Comment cet américain né le 12 juillet 1817 à Concord Massachussets a-t-il pu, 86 ans après sa mort, avoir une telle influence sur la libération de 300,000,000 d’Indiens vivant à des milliers de kilomètres des États-Unis?
Cet apôtre de la résistance civile a inspiré Gandhi, Tolstoï, Martin Luther King et, même aujourd’hui, il demeure porteur d’espoir pour tous les peuples opprimés.
Au cours de l’un de ses séjours dans les prisons britanniques Gandhi a emprunté le livre de Henry David Thoreau intitulé « La désobéissance civile ». Cet ouvrage ne le quitta plus et il savait par cœur tous les passages clés. Chaque fois qu’il allait en prison, il en profitait pour approfondir sa compréhension de ce texte qui l’inspirait.
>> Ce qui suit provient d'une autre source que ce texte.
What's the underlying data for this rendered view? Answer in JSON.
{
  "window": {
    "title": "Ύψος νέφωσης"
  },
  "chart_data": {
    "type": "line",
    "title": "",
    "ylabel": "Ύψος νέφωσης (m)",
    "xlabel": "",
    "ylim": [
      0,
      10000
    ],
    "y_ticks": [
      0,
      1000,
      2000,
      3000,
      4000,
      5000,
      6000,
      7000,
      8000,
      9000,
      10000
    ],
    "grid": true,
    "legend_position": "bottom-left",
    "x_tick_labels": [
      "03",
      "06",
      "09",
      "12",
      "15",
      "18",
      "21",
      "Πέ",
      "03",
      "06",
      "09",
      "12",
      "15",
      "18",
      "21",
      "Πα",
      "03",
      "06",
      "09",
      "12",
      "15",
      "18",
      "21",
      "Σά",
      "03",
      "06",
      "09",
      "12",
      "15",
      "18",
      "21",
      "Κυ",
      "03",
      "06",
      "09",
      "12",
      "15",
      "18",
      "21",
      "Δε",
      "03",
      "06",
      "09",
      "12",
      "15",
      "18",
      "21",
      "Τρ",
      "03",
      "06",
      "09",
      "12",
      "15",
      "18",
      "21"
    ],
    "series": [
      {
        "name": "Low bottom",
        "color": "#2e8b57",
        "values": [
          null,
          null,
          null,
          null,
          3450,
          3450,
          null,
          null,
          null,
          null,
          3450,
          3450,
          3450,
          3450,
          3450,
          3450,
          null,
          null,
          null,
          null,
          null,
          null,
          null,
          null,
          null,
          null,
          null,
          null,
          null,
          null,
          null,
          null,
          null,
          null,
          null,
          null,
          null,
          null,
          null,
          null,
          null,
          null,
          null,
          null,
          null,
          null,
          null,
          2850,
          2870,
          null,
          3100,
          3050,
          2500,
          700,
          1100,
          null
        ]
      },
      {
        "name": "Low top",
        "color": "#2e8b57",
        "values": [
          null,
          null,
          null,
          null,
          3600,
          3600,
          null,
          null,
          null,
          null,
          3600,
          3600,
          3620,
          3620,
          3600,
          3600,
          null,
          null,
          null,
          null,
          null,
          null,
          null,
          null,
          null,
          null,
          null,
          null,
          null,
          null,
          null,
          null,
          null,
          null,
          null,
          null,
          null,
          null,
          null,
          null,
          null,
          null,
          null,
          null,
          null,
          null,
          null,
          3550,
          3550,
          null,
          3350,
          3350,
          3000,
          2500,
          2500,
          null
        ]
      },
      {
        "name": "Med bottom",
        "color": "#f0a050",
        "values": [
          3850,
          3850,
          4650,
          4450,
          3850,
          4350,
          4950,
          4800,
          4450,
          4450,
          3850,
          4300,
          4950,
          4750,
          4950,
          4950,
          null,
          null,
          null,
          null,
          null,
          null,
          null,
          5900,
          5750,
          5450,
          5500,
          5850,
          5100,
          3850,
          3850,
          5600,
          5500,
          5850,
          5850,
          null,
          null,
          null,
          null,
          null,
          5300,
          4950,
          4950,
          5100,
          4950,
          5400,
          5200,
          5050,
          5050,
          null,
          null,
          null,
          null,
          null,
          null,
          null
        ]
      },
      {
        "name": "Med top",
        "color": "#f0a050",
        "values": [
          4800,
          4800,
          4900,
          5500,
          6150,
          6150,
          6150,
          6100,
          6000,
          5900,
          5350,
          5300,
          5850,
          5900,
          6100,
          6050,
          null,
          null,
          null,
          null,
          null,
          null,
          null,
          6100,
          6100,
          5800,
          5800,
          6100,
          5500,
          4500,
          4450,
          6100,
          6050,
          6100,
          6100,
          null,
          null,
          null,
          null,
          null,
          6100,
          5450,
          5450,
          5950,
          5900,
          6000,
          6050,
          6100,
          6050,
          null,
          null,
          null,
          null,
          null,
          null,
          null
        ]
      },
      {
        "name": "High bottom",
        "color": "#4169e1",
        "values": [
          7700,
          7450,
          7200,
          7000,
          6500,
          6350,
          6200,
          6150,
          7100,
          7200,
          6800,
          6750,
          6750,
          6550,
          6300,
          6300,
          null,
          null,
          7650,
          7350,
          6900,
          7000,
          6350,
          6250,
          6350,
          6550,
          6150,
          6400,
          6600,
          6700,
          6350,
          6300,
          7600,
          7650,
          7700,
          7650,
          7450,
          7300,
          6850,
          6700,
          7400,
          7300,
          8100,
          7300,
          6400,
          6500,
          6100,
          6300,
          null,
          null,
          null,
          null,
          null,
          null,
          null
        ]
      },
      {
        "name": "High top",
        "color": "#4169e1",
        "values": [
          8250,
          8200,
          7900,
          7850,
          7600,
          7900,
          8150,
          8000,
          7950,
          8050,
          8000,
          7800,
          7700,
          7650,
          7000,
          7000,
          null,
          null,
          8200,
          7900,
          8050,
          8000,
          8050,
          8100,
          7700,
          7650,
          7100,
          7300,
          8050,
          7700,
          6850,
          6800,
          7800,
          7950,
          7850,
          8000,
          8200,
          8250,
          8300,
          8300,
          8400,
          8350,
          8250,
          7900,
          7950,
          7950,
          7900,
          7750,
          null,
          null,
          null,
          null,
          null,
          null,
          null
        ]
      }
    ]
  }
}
Au moment où il fit la connaissance de l’œuvre de Thoreau, Gandhi avait déjà défini sa politique de résistance passive qu’il avait baptisé « satyagraha », un mot en « gouyarati » qui signifie : attachement à la vérité. Il préférait l’expression résistance passive à celle de désobéissance civile retenue par Thoreau.
Malgré cela, l’essai « La désobéissance civile » de H. D. Thoreau a grandement influencé le Mahatma dans son action. Il disait de ce texte qu’il était magistral et qu’il avait fait sur lui une profonde impression. Le passage dans lequel Thoreau parle de son séjour en prison était souvent cité par Gandhi : « Je ne me sentais pas un seul instant emprisonné, et les murs me semblaient être un gaspillage de pierres et de mortier. … Je constatai que l’État était stupide et craintif… je perdis tout respect pour lui et je le pris en pitié. »
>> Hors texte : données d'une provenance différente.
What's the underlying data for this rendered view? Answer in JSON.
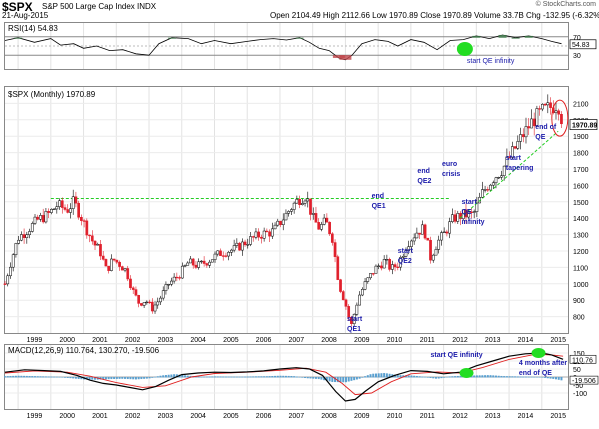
{
  "header": {
    "symbol": "$SPX",
    "name": "S&P 500 Large Cap Index INDX",
    "date": "21-Aug-2015",
    "quote": "Open 2104.49  High 2112.66  Low 1970.89  Close 1970.89  Volume 33.7B  Chg -132.95 (-6.32%) ▼",
    "copyright": "© StockCharts.com"
  },
  "colors": {
    "up_candle": "#000000",
    "down_candle": "#e0202c",
    "support_line": "#22cc22",
    "annotation": "#1a1aaa",
    "highlight_green": "#22dd22",
    "highlight_red": "#e02020",
    "ma_red": "#e02020",
    "histogram": "#5aa0d0"
  },
  "chart_data": [
    {
      "type": "line",
      "title": "RSI(14) 54.83",
      "legend": "RSI(14) 54.83",
      "ylim": [
        0,
        100
      ],
      "yticks": [
        "70",
        "50",
        "30"
      ],
      "last_label": "54.83",
      "x": [
        1998.6,
        1999.0,
        1999.5,
        2000.0,
        2000.3,
        2000.7,
        2001.0,
        2001.4,
        2001.8,
        2002.2,
        2002.6,
        2003.0,
        2003.3,
        2003.7,
        2004.2,
        2004.6,
        2005.0,
        2005.5,
        2006.0,
        2006.4,
        2006.8,
        2007.2,
        2007.6,
        2007.9,
        2008.2,
        2008.5,
        2008.8,
        2009.0,
        2009.2,
        2009.5,
        2009.9,
        2010.3,
        2010.6,
        2011.0,
        2011.4,
        2011.8,
        2012.2,
        2012.6,
        2013.0,
        2013.4,
        2013.8,
        2014.2,
        2014.6,
        2015.0,
        2015.3,
        2015.6
      ],
      "values": [
        62,
        68,
        58,
        66,
        52,
        55,
        45,
        50,
        40,
        42,
        33,
        30,
        55,
        68,
        66,
        55,
        62,
        55,
        60,
        64,
        66,
        63,
        68,
        58,
        45,
        40,
        24,
        20,
        30,
        55,
        64,
        60,
        50,
        64,
        58,
        42,
        62,
        64,
        72,
        66,
        74,
        68,
        72,
        66,
        60,
        55
      ]
    },
    {
      "type": "line",
      "title": "$SPX (Monthly) 1970.89",
      "legend": "$SPX (Monthly) 1970.89",
      "xlabel": "",
      "ylabel": "",
      "xlim": [
        1998.6,
        2015.8
      ],
      "ylim": [
        700,
        2200
      ],
      "yticks": [
        "2100",
        "2000",
        "1900",
        "1800",
        "1700",
        "1600",
        "1500",
        "1400",
        "1300",
        "1200",
        "1100",
        "1000",
        "900",
        "800"
      ],
      "xticks": [
        "1999",
        "2000",
        "2001",
        "2002",
        "2003",
        "2004",
        "2005",
        "2006",
        "2007",
        "2008",
        "2009",
        "2010",
        "2011",
        "2012",
        "2013",
        "2014",
        "2015"
      ],
      "last_label": "1970.89",
      "x": [
        1998.6,
        1998.8,
        1999.0,
        1999.3,
        1999.6,
        1999.9,
        2000.2,
        2000.5,
        2000.7,
        2000.9,
        2001.1,
        2001.3,
        2001.5,
        2001.7,
        2001.9,
        2002.1,
        2002.3,
        2002.5,
        2002.7,
        2002.9,
        2003.1,
        2003.3,
        2003.6,
        2003.9,
        2004.2,
        2004.5,
        2004.8,
        2005.2,
        2005.6,
        2006.0,
        2006.4,
        2006.8,
        2007.1,
        2007.4,
        2007.6,
        2007.8,
        2008.0,
        2008.2,
        2008.4,
        2008.6,
        2008.8,
        2009.0,
        2009.17,
        2009.4,
        2009.6,
        2009.9,
        2010.2,
        2010.4,
        2010.6,
        2010.9,
        2011.2,
        2011.4,
        2011.6,
        2011.8,
        2012.0,
        2012.3,
        2012.6,
        2012.9,
        2013.2,
        2013.5,
        2013.8,
        2014.1,
        2014.4,
        2014.7,
        2015.0,
        2015.3,
        2015.5,
        2015.65
      ],
      "values": [
        1000,
        1150,
        1280,
        1330,
        1390,
        1420,
        1480,
        1450,
        1500,
        1420,
        1330,
        1250,
        1200,
        1080,
        1150,
        1120,
        1080,
        960,
        880,
        900,
        850,
        900,
        1000,
        1050,
        1130,
        1110,
        1140,
        1190,
        1210,
        1260,
        1300,
        1320,
        1400,
        1480,
        1520,
        1540,
        1400,
        1340,
        1380,
        1280,
        1000,
        880,
        740,
        920,
        1000,
        1090,
        1140,
        1090,
        1120,
        1250,
        1320,
        1340,
        1160,
        1250,
        1300,
        1400,
        1420,
        1420,
        1560,
        1640,
        1700,
        1800,
        1900,
        1990,
        2050,
        2080,
        2100,
        1970.89
      ],
      "support_line": 1520
    },
    {
      "type": "line",
      "title": "MACD(12,26,9) 110.764, 130.270, -19.506",
      "legend": "MACD(12,26,9) 110.764, 130.270, -19.506",
      "ylim": [
        -200,
        200
      ],
      "yticks": [
        "150",
        "100",
        "50",
        "0",
        "-50",
        "-100"
      ],
      "last_labels": [
        "110.76",
        "-19.506"
      ],
      "series": [
        {
          "x": [
            1998.6,
            1999.2,
            1999.8,
            2000.3,
            2000.8,
            2001.2,
            2001.6,
            2002.0,
            2002.4,
            2002.8,
            2003.2,
            2003.6,
            2004.0,
            2004.5,
            2005.0,
            2005.5,
            2006.0,
            2006.5,
            2007.0,
            2007.5,
            2007.9,
            2008.3,
            2008.7,
            2009.0,
            2009.3,
            2009.6,
            2010.0,
            2010.5,
            2011.0,
            2011.5,
            2012.0,
            2012.5,
            2013.0,
            2013.5,
            2014.0,
            2014.5,
            2015.0,
            2015.3,
            2015.65
          ],
          "values": [
            30,
            45,
            40,
            35,
            10,
            -20,
            -40,
            -50,
            -65,
            -80,
            -60,
            -20,
            15,
            25,
            30,
            28,
            32,
            38,
            50,
            58,
            50,
            10,
            -90,
            -150,
            -140,
            -90,
            -30,
            10,
            40,
            35,
            20,
            30,
            70,
            100,
            130,
            145,
            150,
            138,
            110.764
          ]
        },
        {
          "x": [
            1998.6,
            1999.5,
            2000.5,
            2001.2,
            2002.0,
            2002.8,
            2003.5,
            2004.3,
            2005.0,
            2006.0,
            2007.0,
            2007.8,
            2008.4,
            2008.9,
            2009.3,
            2009.8,
            2010.4,
            2011.0,
            2011.8,
            2012.5,
            2013.2,
            2014.0,
            2014.8,
            2015.3,
            2015.65
          ],
          "values": [
            25,
            38,
            30,
            5,
            -35,
            -65,
            -55,
            0,
            22,
            30,
            42,
            55,
            30,
            -40,
            -110,
            -100,
            -30,
            20,
            32,
            25,
            60,
            110,
            142,
            138,
            130.27
          ]
        }
      ],
      "histogram_x": [
        1998.6,
        1999.0,
        1999.4,
        1999.8,
        2000.2,
        2000.6,
        2001.0,
        2001.4,
        2001.8,
        2002.2,
        2002.6,
        2003.0,
        2003.4,
        2003.8,
        2004.2,
        2004.6,
        2005.0,
        2005.4,
        2005.8,
        2006.2,
        2006.6,
        2007.0,
        2007.4,
        2007.8,
        2008.2,
        2008.6,
        2009.0,
        2009.4,
        2009.8,
        2010.2,
        2010.6,
        2011.0,
        2011.4,
        2011.8,
        2012.2,
        2012.6,
        2013.0,
        2013.4,
        2013.8,
        2014.2,
        2014.6,
        2015.0,
        2015.4,
        2015.65
      ],
      "histogram": [
        5,
        8,
        6,
        4,
        2,
        -4,
        -12,
        -14,
        -10,
        -8,
        -12,
        -6,
        10,
        18,
        8,
        2,
        4,
        3,
        2,
        4,
        5,
        8,
        6,
        -4,
        -10,
        -28,
        -30,
        -10,
        20,
        25,
        12,
        10,
        2,
        -8,
        4,
        8,
        10,
        12,
        6,
        4,
        2,
        0,
        -10,
        -19.506
      ]
    }
  ],
  "annotations": {
    "rsi_qe": "start QE infinity",
    "start_qe1": [
      "start",
      "QE1"
    ],
    "end_qe1": [
      "end",
      "QE1"
    ],
    "start_qe2": [
      "start",
      "QE2"
    ],
    "end_qe2": [
      "end",
      "QE2"
    ],
    "euro_crisis": [
      "euro",
      "crisis"
    ],
    "start_qe_inf": [
      "start",
      "QE",
      "infinity"
    ],
    "start_tapering": [
      "start",
      "tapering"
    ],
    "end_of_qe": [
      "end of",
      "QE"
    ],
    "macd_qe": "start QE infinity",
    "four_months": [
      "4 months after",
      "end of QE"
    ]
  }
}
Plus loin, « … La seule obligation que j’aie le droit d’accepter, c’est de faire à chaque instant ce que je crois juste. Agir justement est plus honorable que d’obéir à la loi. » Ennemi de l’esclavage des noirs, Thoreau proclamait que : « Si un millier d’hommes, une centaine, dix, que dis-je ? Si un seul honnête homme, dans cet État du Massassuchets, cessant de tenir des esclaves, était prêt à se retirer de cette société et était enfermé pour cela dans la prison du pays, cela signifierait l’abolition de l’esclavage en Amérique. »
Et encore… : « Tous les hommes reconnaissent que la révolution est un droit, c’est à savoir le droit de refuser d’obéir, de résister à un gouvernement, lorsque sa tyrannie et son poids sont grands et insupportables. »
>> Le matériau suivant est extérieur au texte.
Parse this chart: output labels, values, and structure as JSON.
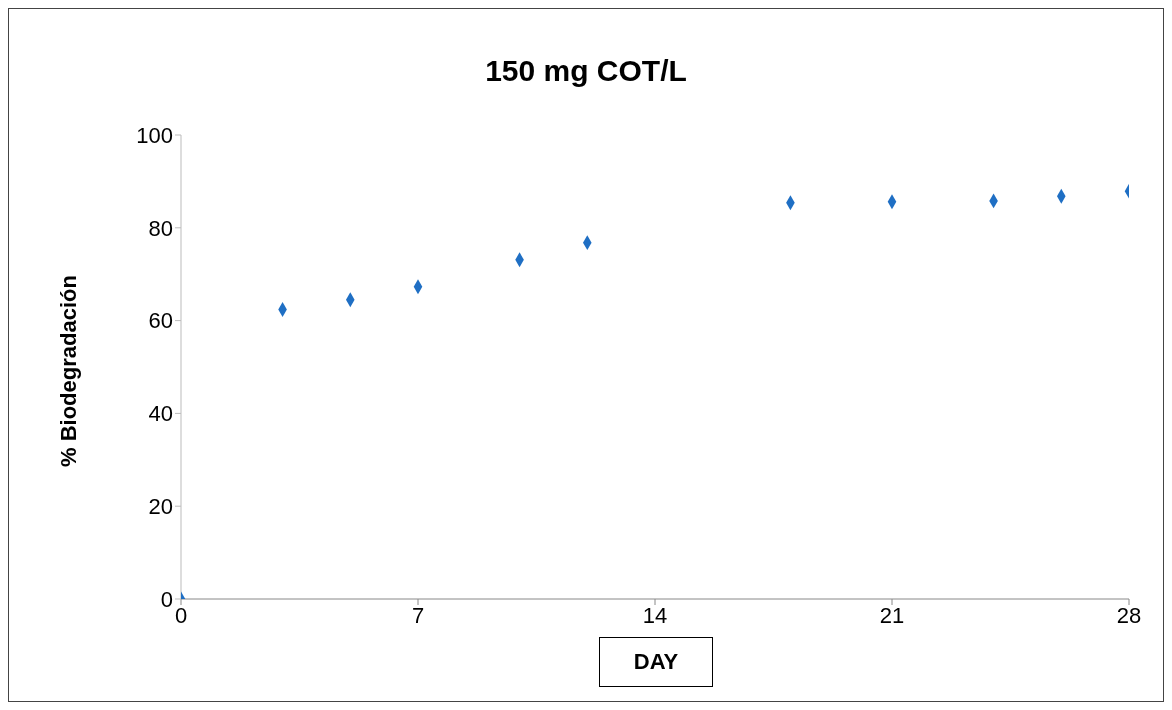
{
  "chart_data": {
    "type": "scatter",
    "title": "150 mg COT/L",
    "xlabel": "DAY",
    "ylabel": "% Biodegradación",
    "x": [
      0,
      3,
      5,
      7,
      10,
      12,
      18,
      21,
      24,
      26,
      28
    ],
    "series": [
      {
        "color": "#1f6fc4",
        "values": [
          0,
          62.4,
          64.5,
          67.3,
          73.1,
          76.8,
          85.4,
          85.6,
          85.8,
          86.8,
          87.9
        ]
      }
    ],
    "xlim": [
      0,
      28
    ],
    "xticks": [
      0,
      7,
      14,
      21,
      28
    ],
    "ylim": [
      0,
      100
    ],
    "yticks": [
      0,
      20,
      40,
      60,
      80,
      100
    ],
    "grid": false,
    "legend": false,
    "marker": "diamond"
  }
}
Au moment où Gandhi lisait ces textes pour la première fois, il était en prison exactement pour ce motif. Ironiquement, comme on l’a vu plus haut, le livre avait été emprunté à la bibliothèque de la prison.
Des millions d’hommes avaient lu Thoreau avant lui mais Gandhi, comme il l’avait fait pour les écrits de Ruskin, de Tolstoï et même pour le Sermon sur la montagne de Jésus, prenait au sérieux leurs paroles et leurs idées et il les traduisait en action. Lorsqu’il acceptait une idée, il croyait que c’était la trahir que de ne pas la mettre en pratique.